The DOJ’s Voting Rights Section will benefit from funds allocated to the Civil Rights Division. This comes as a number of conservative states are passing voter integrity laws. Georgia is at the top of that list and is sure to be a target of Garland’s because of claimed voter suppression. Currently, the DOJ is contemplating exactly how they want to respond to Georgia’s new voting law.

The DOJ has been interviewing new attorneys to hire in recent weeks to populate their Voting Rights Section for the legal battles ahead of them. It is part of Biden’s vow to fight against what he deems as discriminatory voting laws.

More than $300 million has been allotted for community policing and implementing more “diversity” in police forces. There is funding for both implicit bias and racial sensitivity training as well as instruction on hate crimes.
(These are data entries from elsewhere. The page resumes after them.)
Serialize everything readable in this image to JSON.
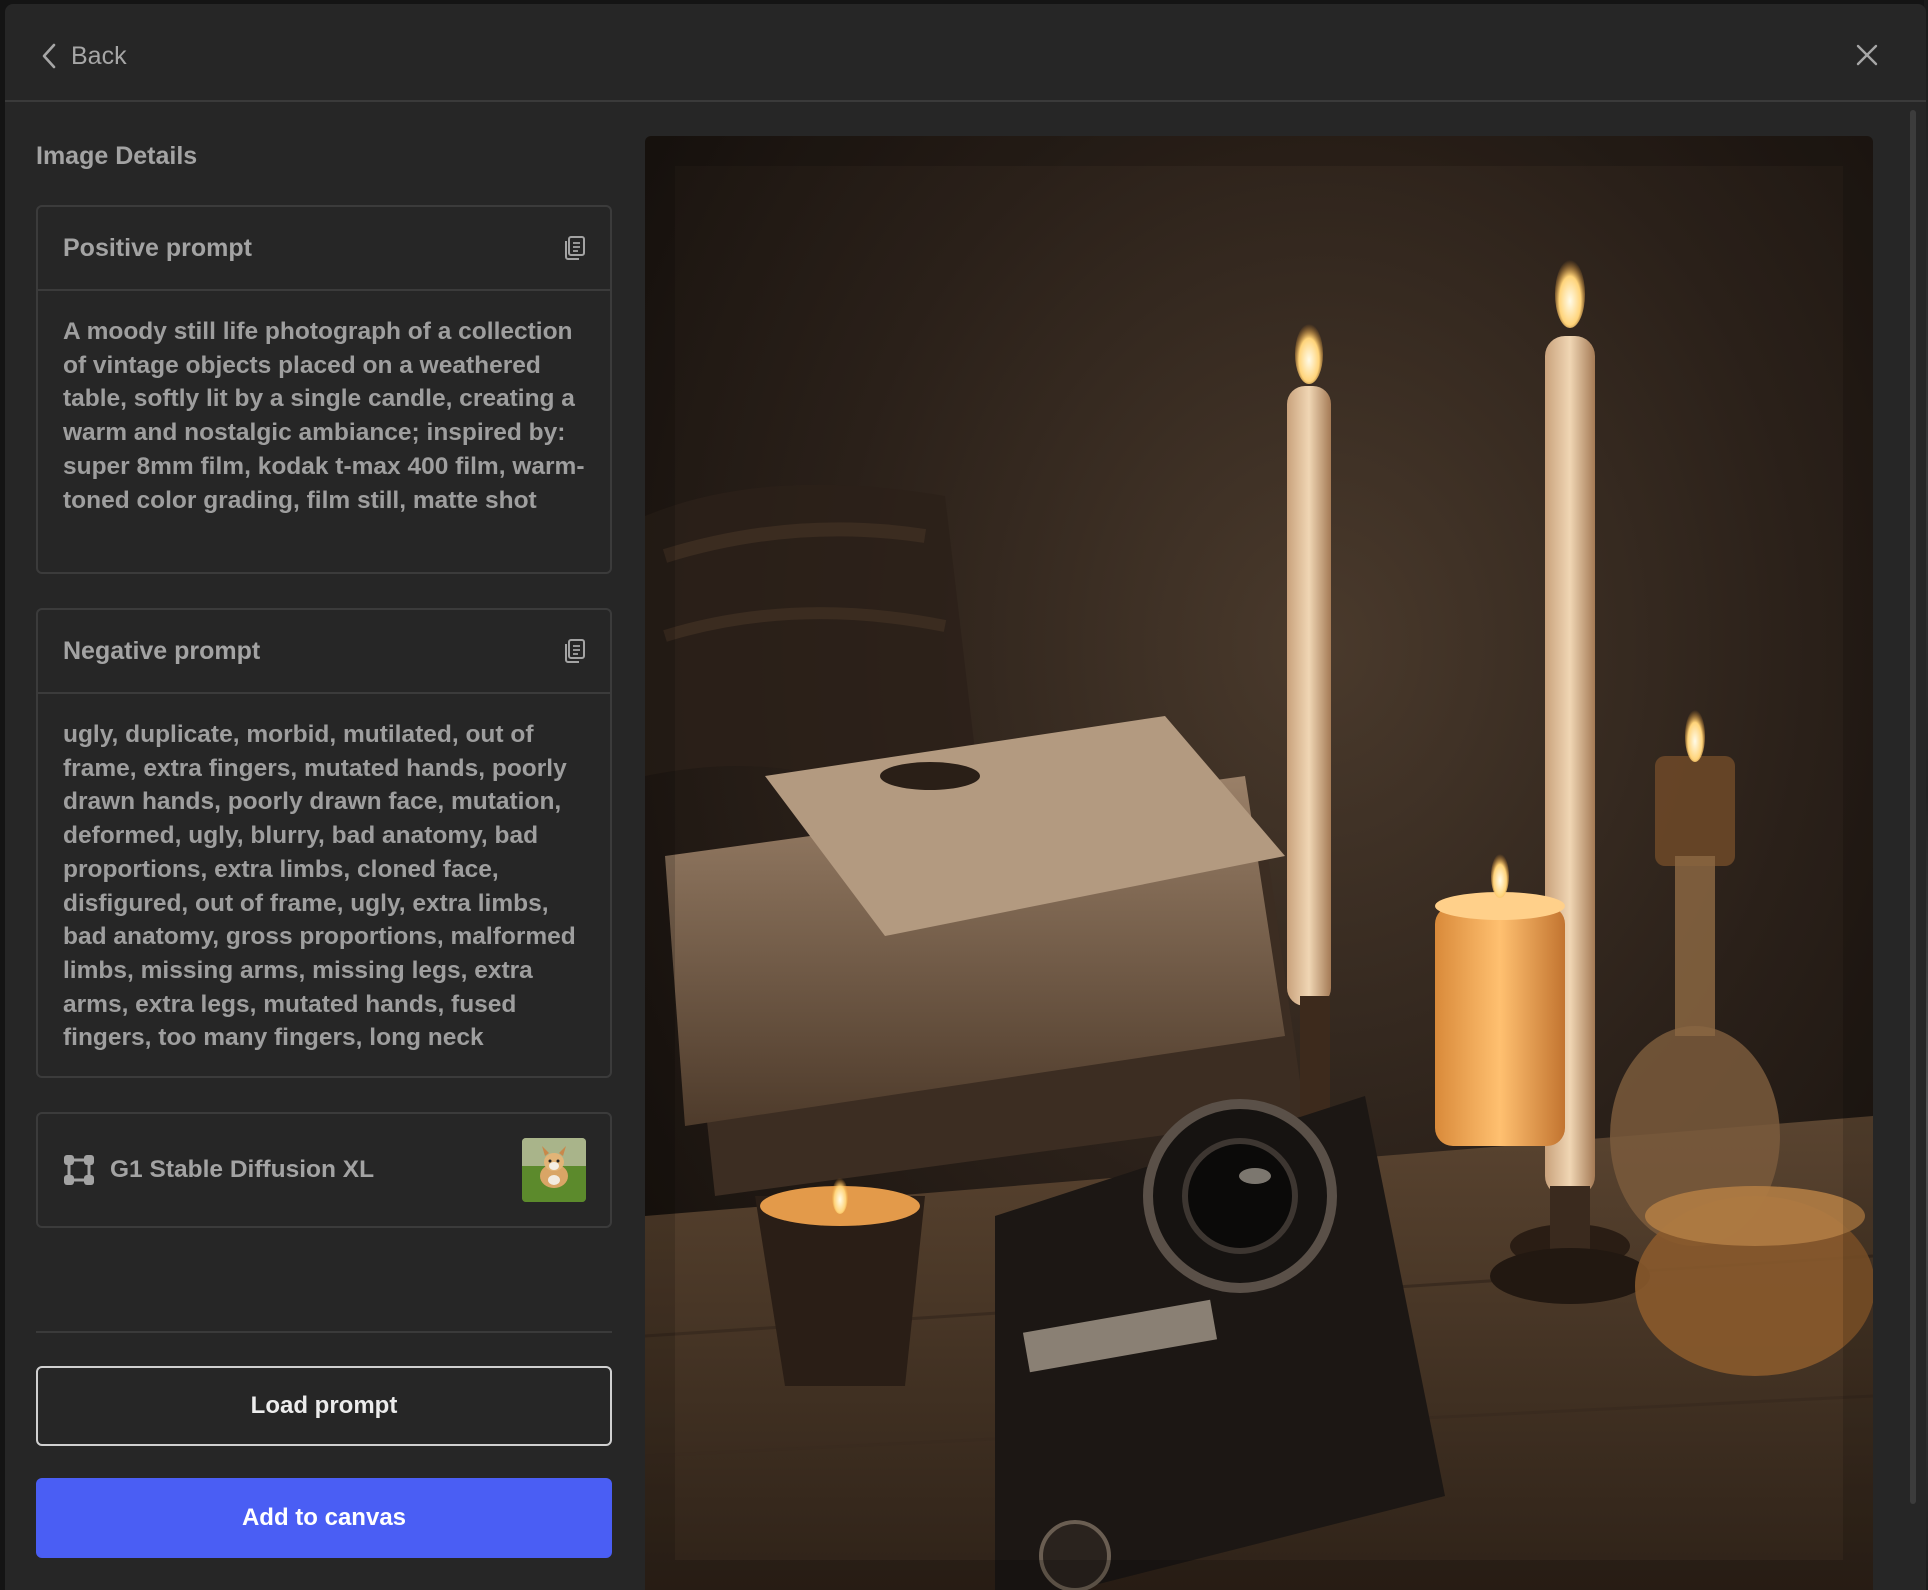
{
  "header": {
    "back_label": "Back",
    "back_icon": "chevron-left-icon",
    "close_icon": "close-icon"
  },
  "panel": {
    "title": "Image Details",
    "positive": {
      "title": "Positive prompt",
      "text": "A moody still life photograph of a collection of vintage objects placed on a weathered table, softly lit by a single candle, creating a warm and nostalgic ambiance; inspired by: super 8mm film, kodak t-max 400 film, warm-toned color grading, film still, matte shot",
      "icon": "copy-icon"
    },
    "negative": {
      "title": "Negative prompt",
      "text": "ugly, duplicate, morbid, mutilated, out of frame, extra fingers, mutated hands, poorly drawn hands, poorly drawn face, mutation, deformed, ugly, blurry, bad anatomy, bad proportions, extra limbs, cloned face, disfigured, out of frame, ugly, extra limbs, bad anatomy, gross proportions, malformed limbs, missing arms, missing legs, extra arms, extra legs, mutated hands, fused fingers, too many fingers, long neck",
      "icon": "copy-icon"
    },
    "model": {
      "name": "G1 Stable Diffusion XL",
      "icon": "model-node-icon"
    },
    "load_button": "Load prompt",
    "add_button": "Add to canvas"
  },
  "colors": {
    "background": "#262626",
    "accent": "#4a5ef4",
    "border": "#3b3b3b"
  }
}
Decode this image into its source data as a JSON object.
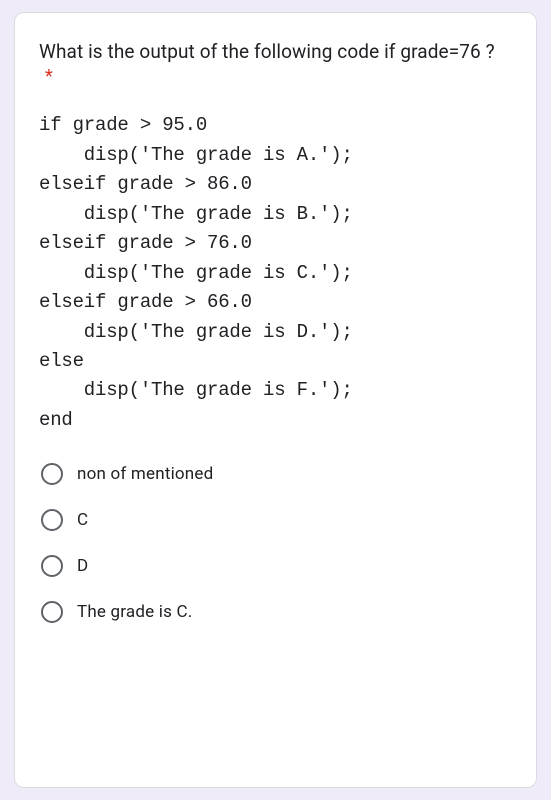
{
  "question": {
    "text": "What is the output of the following code if grade=76 ?",
    "required_mark": "*"
  },
  "code": "if grade > 95.0\n    disp('The grade is A.');\nelseif grade > 86.0\n    disp('The grade is B.');\nelseif grade > 76.0\n    disp('The grade is C.');\nelseif grade > 66.0\n    disp('The grade is D.');\nelse\n    disp('The grade is F.');\nend",
  "options": [
    {
      "label": "non of mentioned"
    },
    {
      "label": "C"
    },
    {
      "label": "D"
    },
    {
      "label": "The grade is C."
    }
  ]
}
“Bold action is required to reform the federal criminal justice system so that it serves and protects all Americans,” the White House declared.

The budget is also looking to further former President Trump’s First Step Act by investing in programs that will offer a number of alternatives to prison for low-level offenders. It also promotes a reentry program that seeks to stop repeat offenses after an inmate is discharged from prison.

“As the COVID-19 pandemic continues to affect American communities, the need for smart solutions to reduce prison populations has become even more pressing,” the summary states.

The DOJ budget also has funding in it to reduce gun violence. $232 million is being added to further Biden’s gun control executive orders, “to address the gun violence public health crisis plaguing communities across the Nation.”